Allowing finite exceptions simplifies analysis by focusing on large n behavior without worrying about small input sizes where the inequality might not hold.

25
Q

Can we say that O(n + … + n) = O(n) regardless of the number of terms?

A

No, the total complexity depends on the number of terms. If there are k terms, the complexity is O(k * n).

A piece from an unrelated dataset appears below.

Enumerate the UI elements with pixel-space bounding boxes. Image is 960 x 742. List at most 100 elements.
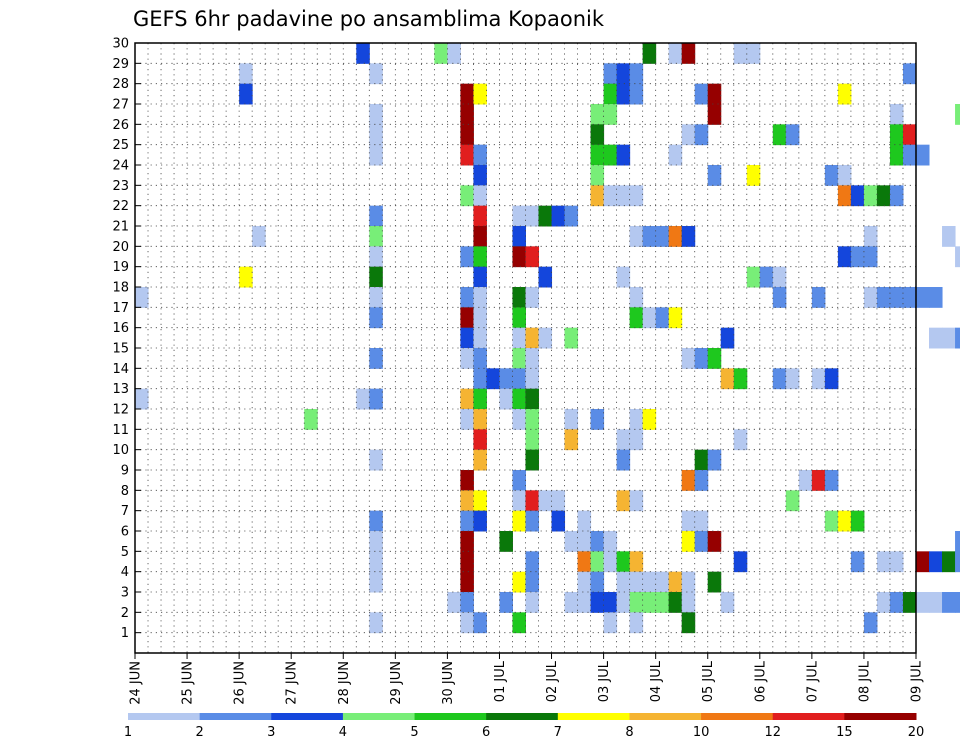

Only if k is a constant does it simplify to O(n).

26
Q

Is O(n log n) in O(n log log n), and vice versa?

A

No, n log n grows faster than n log log n, so O(n log log n) ⊆ O(n log n), but not the other way around.

27
Q

How do we use limits to prove O-bounds?

A

If the limit of t(n)/f(n) as n approaches infinity is a constant c ≥ 0, then t(n) = O(f(n)).

28
Q

What is the practical implication of an algorithm with exponential time complexity?

A

Algorithms with exponential time complexities (like O(2^n)) become impractical for even moderately large input sizes due to the rapid growth in running time.

29
Q

How can we show that O(n^√n) = O(2^n)?

A

Since n^√n = e^(√n * ln n), and √n * ln n grows slower than n, n^√n grows slower than any exponential function like 2^n, so O(n^√n) ⊆ O(2^n).

30
Q

Why are polynomial time algorithms considered efficient?

A

Because their running times increase at a manageable rate as input size grows, making them practical for a wide range of problem sizes.

31
Q

Explain why algorithms with time complexities of O(n log n) are generally preferable to those with O(n²).

A

Because n log n grows significantly slower than n², especially for large n, resulting in faster algorithms that scale better with increased input sizes.

32
Q

Why is average-case analysis sometimes more appropriate than worst-case?

A

In cases where worst-case scenarios are rare or artificial, average-case analysis provides a more realistic measure of an algorithm’s performance on typical inputs.

33
Q

What is a practical example of logarithmic time complexity in data structures?

A

Operations on balanced binary search trees (e.g., insertion, deletion, search) typically have O(log n) time complexity due to the tree’s height being logarithmic in the number of nodes.

34
Q

How does understanding Big-O notation help in algorithm design?

A

It helps in evaluating and comparing algorithms based on their efficiency and scalability, guiding the selection of the most appropriate algorithm for a given problem.

35
Q

What does it mean for one function to be “smaller” than another in terms of Big-O notation?

A

It means that the first function grows at a slower rate than the second function as the input size increases.

36
Q

Can an algorithm with a higher Big-O classification be faster in practice than one with a lower one?

A

Yes, for small input sizes or due to large constant factors in the lower Big-O algorithm, but for large inputs, the algorithm with the lower Big-O classification will generally be faster.

37
Q

Why is Big-O notation considered an “asymptotic” analysis?

A

Because it describes the behavior of functions as the input size approaches infinity, focusing on long-term growth rates rather than exact values for finite n.

38
Q

In the context of Big-O notation, what does “suppressing constant factors” mean?

A

It means ignoring multiplicative constants in the analysis since they do not affect the overall growth rate and are insignificant for large input sizes.